El final de Bachar el Asad

Ante la caída repentina del sanguinario dictador sirio, la prioridad debe ser evitar un vacío de poder que derive en caos

Un hombre con dos banderas de la oposición siria celebra el derrocamiento de Bachar el Asad este domingo en Alepo.Karam al-Masri (REUTERS)

La dictadura sanguinaria de la familia El Asad en Siria terminó este domingo tras más de medio siglo y dos generaciones en el poder. La ofensiva relámpago de una amalgama de grupos rebeldes entró en la capital, Damasco, en la madrugada del domingo solo 11 días después de haber conquistado Alepo y tras recorrer el país de norte a sur con aparente poca resistencia a su paso. Bachar el Asad, en el poder desde el año 2000 tras heredar el sillón de dictador de su padre, huyó de la capital y se exilió en Moscú con su familia. Las escenas de alegría interna y las de la diáspora siria celebran desde ayer el fin del horror.

La brutal guerra civil que comenzó con las revueltas árabes y ha desgarrado al país durante 13 años termina así de un día para otro, en su momento de menor intensidad, con protagonistas que no son los mismos que cuando empezó y en un contexto geopolítico radicalmente distinto. El balance es catastrófico: más de 300.000 muertos, cinco millones de personas expulsadas de su país (de ellos, un millón en la UE y tres en Turquía), casi siete millones de desplazados internos y episodios que ya forman parte de la historia del horror humano, como el uso de armas químicas contra la población civil por parte de El Asad o las decapitaciones ejecutadas por grupos islamistas rebeldes.

Nada de esto se ha visto estos días. La guerra se encontraba aparentemente estancada cuando comenzó la ofensiva sobre Alepo, en el norte, de una milicia fundamentalista llamada Hayat Tahrir al Sham que engloba a una docena de grupos rebeldes y tiene la simpatía, si no el apoyo directo de Turquía. Su líder es Abu Mohamed al Julani, hijo de sirios criado en Arabia Saudí en los ochenta y entrenado en el yihadismo. Al Julani ha despojado a la milicia aparentemente del fanatismo terrorista del ISIS y Al Qaeda, que siguen activos por su cuenta, aunque en esencia es islamista.

El desmoronamiento repentino del régimen se explica en buena parte por la retirada del apoyo de Rusia e Irán, sus principales valedores. El primero, porque la guerra de Ucrania no le permite mantener más frentes. Fue la aviación rusa la que salvó a El Asad en 2015. El otro gran aliado, Irán, se encuentra en retirada internacional ante el avance de Israel. Las consecuencias regionales son impredecibles a esta hora. Siria, en guerra o no, era un Estado tapón en Oriente Próximo penetrado por Turquía e Irán, con intereses contrapuestos, y con presencia militar de Rusia, Estados Unidos e Israel en distintas esquinas de su territorio. Este lunes, Siria es una mancha indefinida en el mapa.

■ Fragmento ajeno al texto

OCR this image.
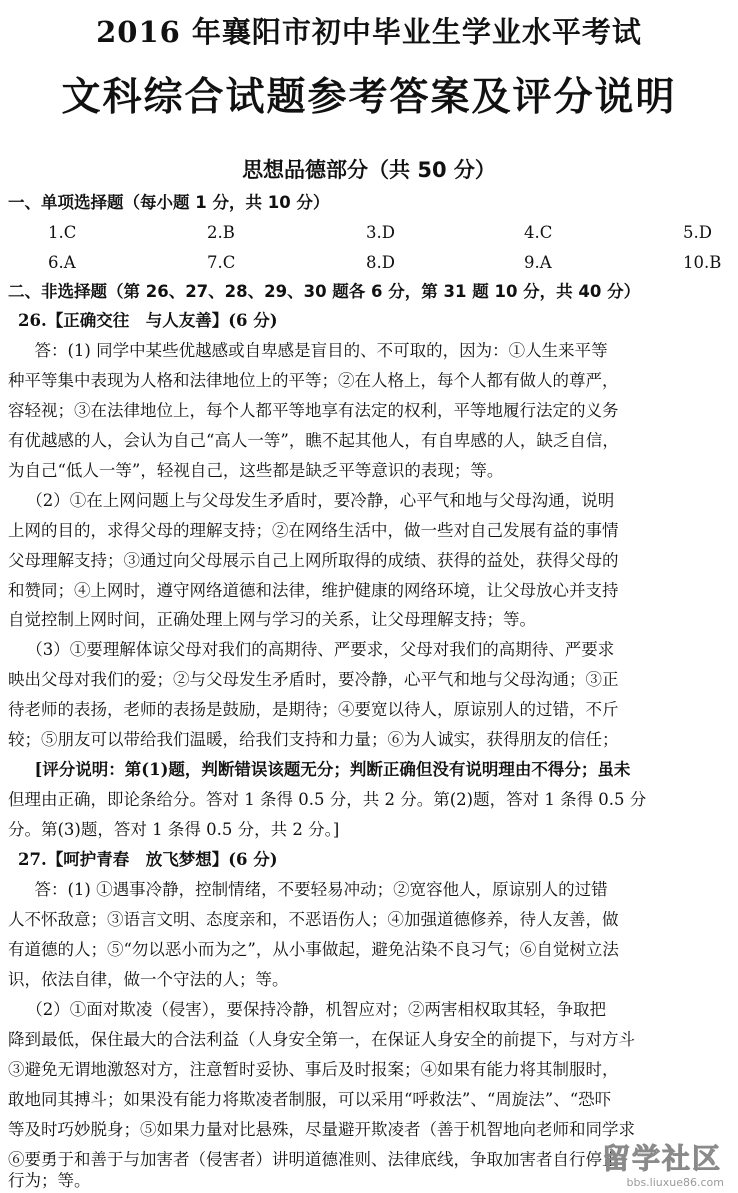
2016 年襄阳市初中毕业生学业水平考试
文科综合试题参考答案及评分说明
思想品德部分（共 50 分）
一、单项选择题（每小题 1 分，共 10 分）
1.C	2.B	3.D	4.C	5.D
6.A	7.C	8.D	9.A	10.B
二、非选择题（第 26、27、28、29、30 题各 6 分，第 31 题 10 分，共 40 分）
26.【正确交往　与人友善】(6 分)
　答：(1) 同学中某些优越感或自卑感是盲目的、不可取的，因为：①人生来平等
种平等集中表现为人格和法律地位上的平等；②在人格上，每个人都有做人的尊严，
容轻视；③在法律地位上，每个人都平等地享有法定的权利，平等地履行法定的义务
有优越感的人，会认为自己“高人一等”，瞧不起其他人，有自卑感的人，缺乏自信，
为自己“低人一等”，轻视自己，这些都是缺乏平等意识的表现；等。
　（2）①在上网问题上与父母发生矛盾时，要冷静，心平气和地与父母沟通，说明
上网的目的，求得父母的理解支持；②在网络生活中，做一些对自己发展有益的事情
父母理解支持；③通过向父母展示自己上网所取得的成绩、获得的益处，获得父母的
和赞同；④上网时，遵守网络道德和法律，维护健康的网络环境，让父母放心并支持
自觉控制上网时间，正确处理上网与学习的关系，让父母理解支持；等。
　（3）①要理解体谅父母对我们的高期待、严要求，父母对我们的高期待、严要求
映出父母对我们的爱；②与父母发生矛盾时，要冷静，心平气和地与父母沟通；③正
待老师的表扬，老师的表扬是鼓励，是期待；④要宽以待人，原谅别人的过错，不斤
较；⑤朋友可以带给我们温暖，给我们支持和力量；⑥为人诚实，获得朋友的信任；
　[评分说明：第(1)题，判断错误该题无分；判断正确但没有说明理由不得分；虽未
但理由正确，即论条给分。答对 1 条得 0.5 分，共 2 分。第(2)题，答对 1 条得 0.5 分
分。第(3)题，答对 1 条得 0.5 分，共 2 分。]
27.【呵护青春　放飞梦想】(6 分)
　答：(1) ①遇事冷静，控制情绪，不要轻易冲动；②宽容他人，原谅别人的过错
人不怀敌意；③语言文明、态度亲和，不恶语伤人；④加强道德修养，待人友善，做
有道德的人；⑤“勿以恶小而为之”，从小事做起，避免沾染不良习气；⑥自觉树立法
识，依法自律，做一个守法的人；等。
　（2）①面对欺凌（侵害），要保持冷静，机智应对；②两害相权取其轻，争取把
降到最低，保住最大的合法利益（人身安全第一，在保证人身安全的前提下，与对方斗
③避免无谓地激怒对方，注意暂时妥协、事后及时报案；④如果有能力将其制服时，
敢地同其搏斗；如果没有能力将欺凌者制服，可以采用“呼救法”、“周旋法”、“恐吓
等及时巧妙脱身；⑤如果力量对比悬殊，尽量避开欺凌者（善于机智地向老师和同学求
⑥要勇于和善于与加害者（侵害者）讲明道德准则、法律底线，争取加害者自行停止
行为；等。
留学社区
bbs.liuxue86.com
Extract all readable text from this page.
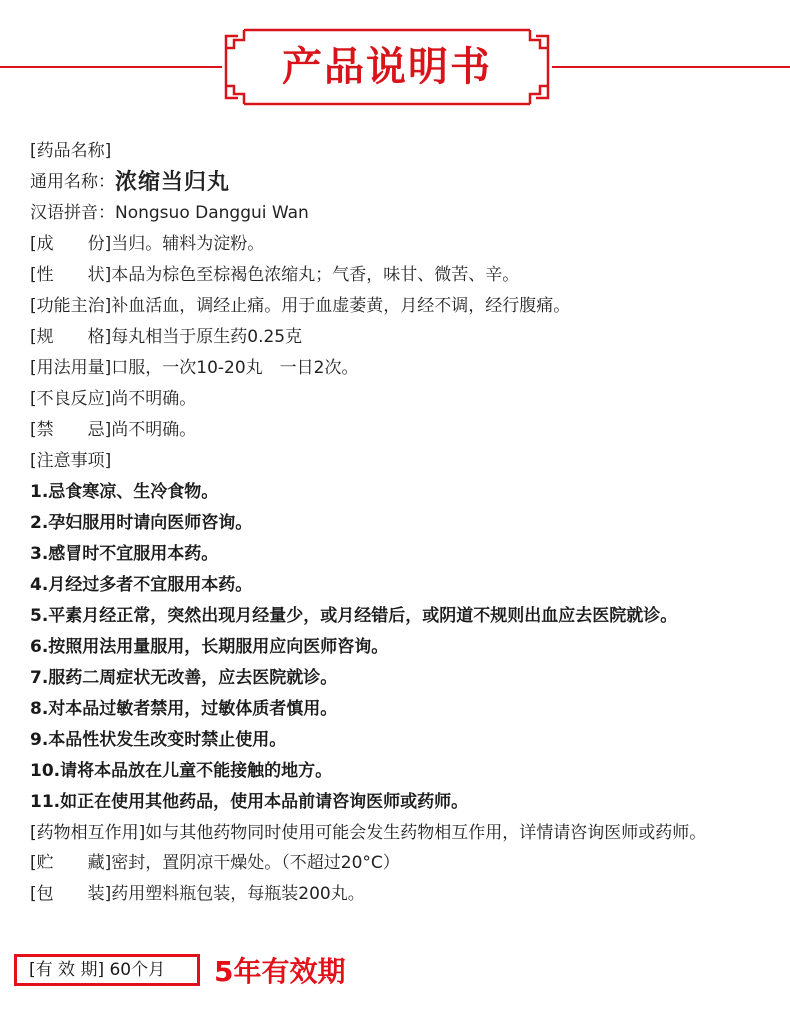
产品说明书
[药品名称]
通用名称： 浓缩当归丸
汉语拼音： Nongsuo Danggui Wan
[成　　份] 当归。辅料为淀粉。
[性　　状] 本品为棕色至棕褐色浓缩丸；气香，味甘、微苦、辛。
[功能主治] 补血活血，调经止痛。用于血虚萎黄，月经不调，经行腹痛。
[规　　格] 每丸相当于原生药0.25克
[用法用量] 口服，一次10-20丸　一日2次。
[不良反应] 尚不明确。
[禁　　忌] 尚不明确。
[注意事项]
1.忌食寒凉、生冷食物。
2.孕妇服用时请向医师咨询。
3.感冒时不宜服用本药。
4.月经过多者不宜服用本药。
5.平素月经正常，突然出现月经量少，或月经错后，或阴道不规则出血应去医院就诊。
6.按照用法用量服用，长期服用应向医师咨询。
7.服药二周症状无改善，应去医院就诊。
8.对本品过敏者禁用，过敏体质者慎用。
9.本品性状发生改变时禁止使用。
10.请将本品放在儿童不能接触的地方。
11.如正在使用其他药品，使用本品前请咨询医师或药师。
[药物相互作用] 如与其他药物同时使用可能会发生药物相互作用，详情请咨询医师或药师。
[贮　　藏] 密封，置阴凉干燥处。（不超过20°C）
[包　　装] 药用塑料瓶包装，每瓶装200丸。
[有 效 期] 60个月	5年有效期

Hablar de fin de una era quizá se queda corto para definir el fin de la dictadura de la familia El Asad, cuyas consecuencias aún es aventurado siquiera intuir. Las cancillerías occidentales se apresuraron a celebrar la caída del dictador, pero la realidad es que nadie tiene la seguridad de que lo que venga a continuación sea un proceso ordenado, o incluso pacífico. En los próximos días veremos qué alcance tiene, si lo tiene, que el primer ministro sirio tendiera ayer la mano a los rebeldes para configurar un nuevo gobierno.

No sería la primera vez que el mundo celebra la caída de un sátrapa árabe sin ningún plan para garantizar la paz y dar voz verdadera al pueblo. La indefinición que hundió en el caos Libia o Irak no se puede repetir. Si hay líderes entre los rebeldes dispuestos a un diálogo constructivo que evite un vacío de poder deben ser identificados con prontitud, y el que tenga capacidad de interlocución, principalmente Turquía y Qatar, debe ejercerla pronto en esa dirección, para que el fin de la dictadura de El Asad sea realmente el principio de la reconstrucción de Siria.